Jordan Polygon Interior and Exterior Criterion
Theorem
Let $P$ be a polygon embedded in $\R^2$.
Let $q \in \R^2 \setminus \partial P$, where $\partial P$ denotes the boundary of $P$.
Let $\mathbf v \in \R^2 \setminus \set \bszero$ be a non-zero vector.
Let $\LL = \set {q + s \mathbf v: s \in \R_{\ge 0} }$ be a ray with start point $q$.
Let $\map N q \in \N$ be the number of crossings between $\LL$ and $\partial P$.
Then:
- $(1): \quad$ $q \in \Int P$, if and only if $\map N q \equiv 1 \pmod 2$
- $(2): \quad$ $q \in \Ext P$, if and only if $\map N q \equiv 0 \pmod 2$
Here, $\Int P$ and $\Ext P$ denote the interior and exterior of $\partial P$, when $\partial P$ is considered as a Jordan curve.
Proof
From Boundary of Polygon is Jordan Curve, it follows that $\partial P$ is equal to the image of a Jordan curve.
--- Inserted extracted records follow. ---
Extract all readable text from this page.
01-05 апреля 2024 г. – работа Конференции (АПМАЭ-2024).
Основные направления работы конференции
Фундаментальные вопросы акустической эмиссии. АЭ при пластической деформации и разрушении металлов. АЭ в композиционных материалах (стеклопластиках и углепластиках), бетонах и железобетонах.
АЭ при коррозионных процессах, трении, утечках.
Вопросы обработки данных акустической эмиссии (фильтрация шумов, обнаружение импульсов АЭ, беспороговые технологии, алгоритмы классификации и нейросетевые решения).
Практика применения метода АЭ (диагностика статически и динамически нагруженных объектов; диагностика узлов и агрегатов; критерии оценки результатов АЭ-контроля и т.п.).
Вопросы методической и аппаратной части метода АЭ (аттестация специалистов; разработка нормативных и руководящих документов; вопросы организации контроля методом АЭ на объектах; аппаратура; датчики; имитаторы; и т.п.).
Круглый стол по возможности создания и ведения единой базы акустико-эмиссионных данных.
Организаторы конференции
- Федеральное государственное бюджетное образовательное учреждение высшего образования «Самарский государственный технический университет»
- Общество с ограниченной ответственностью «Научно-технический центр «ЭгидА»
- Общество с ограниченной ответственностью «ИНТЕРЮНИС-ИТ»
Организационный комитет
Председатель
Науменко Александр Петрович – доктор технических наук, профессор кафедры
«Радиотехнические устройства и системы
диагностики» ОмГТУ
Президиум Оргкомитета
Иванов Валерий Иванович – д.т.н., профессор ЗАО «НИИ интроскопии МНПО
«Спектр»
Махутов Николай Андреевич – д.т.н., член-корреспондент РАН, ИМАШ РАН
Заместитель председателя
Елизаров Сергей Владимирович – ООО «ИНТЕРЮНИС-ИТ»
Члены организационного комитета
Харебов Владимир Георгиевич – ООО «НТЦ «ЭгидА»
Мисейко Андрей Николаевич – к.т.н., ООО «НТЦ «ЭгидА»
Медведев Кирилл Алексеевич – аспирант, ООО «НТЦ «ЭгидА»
From the Jordan Polygon Theorem, it follows that $\Int P$ and $\Ext P$ are path-connected.
Then, Jordan Polygon Parity Lemma shows that $\map N q = \map {\operatorname{par} } q$, where $\map {\operatorname{par} } q$ denotes the parity of $q$.
From Jordan Polygon Theorem, it follows that $\Ext P$ is unbounded, while $\Int P$ is bounded.
As $\partial P$ is the image of a Jordan curve, it follows from Continuous Image of Compact Space is Compact/Corollary 2 that $\partial P$ is also bounded.
Let $\map {B_R} \bszero$ be the open ball with radius $R$ and center $\bszero$.
Then, there exists $R \in \R_{>0}$ such that $\Int P \cup \partial P \subseteq \map {B_R} \bszero$.
If $q_0 \in \R^2 \setminus \map {B_R} \bszero$, then $q_0 \in \Ext P$.
Then, the ray $\set {q_0 + s q_0: s \in \R_{\ge 0} } \subseteq \R^2 \setminus \map {B_R} \bszero$, so there are zero crossings between the ray and $\partial P$.
From Jordan Polygon Parity Lemma, it follows that $\map {\operatorname{par} } {q_0} = 0$.
As $\Ext P$ is path-connected, it follows from the lemma that for all $q \in \Ext P$, we have $\map {\operatorname{par} } q = 0$.
If $q_1 \in \R^2 \setminus \partial P$ with $\map {\operatorname{par} } q = 1$, it follows that $q_1 \notin \Ext P$.
As $\R^2 \setminus \partial P = \Int P \cup \Ext P$, it follows that $q_1 \in \Int P$.
From Jordan Polygon Parity Lemma:
- $\forall q \in \Int P: \map {\operatorname{par} } q = 1$
So if instead $q_0 \in \R^2 \setminus \partial P$ with $\map {\operatorname{par} } q = 0$, the only possibility is that $q_0 \in \Ext P$.
$\blacksquare$
Motivation
This criterion is used by computer graphics programs to determine whether a given point lies inside a polygonal region.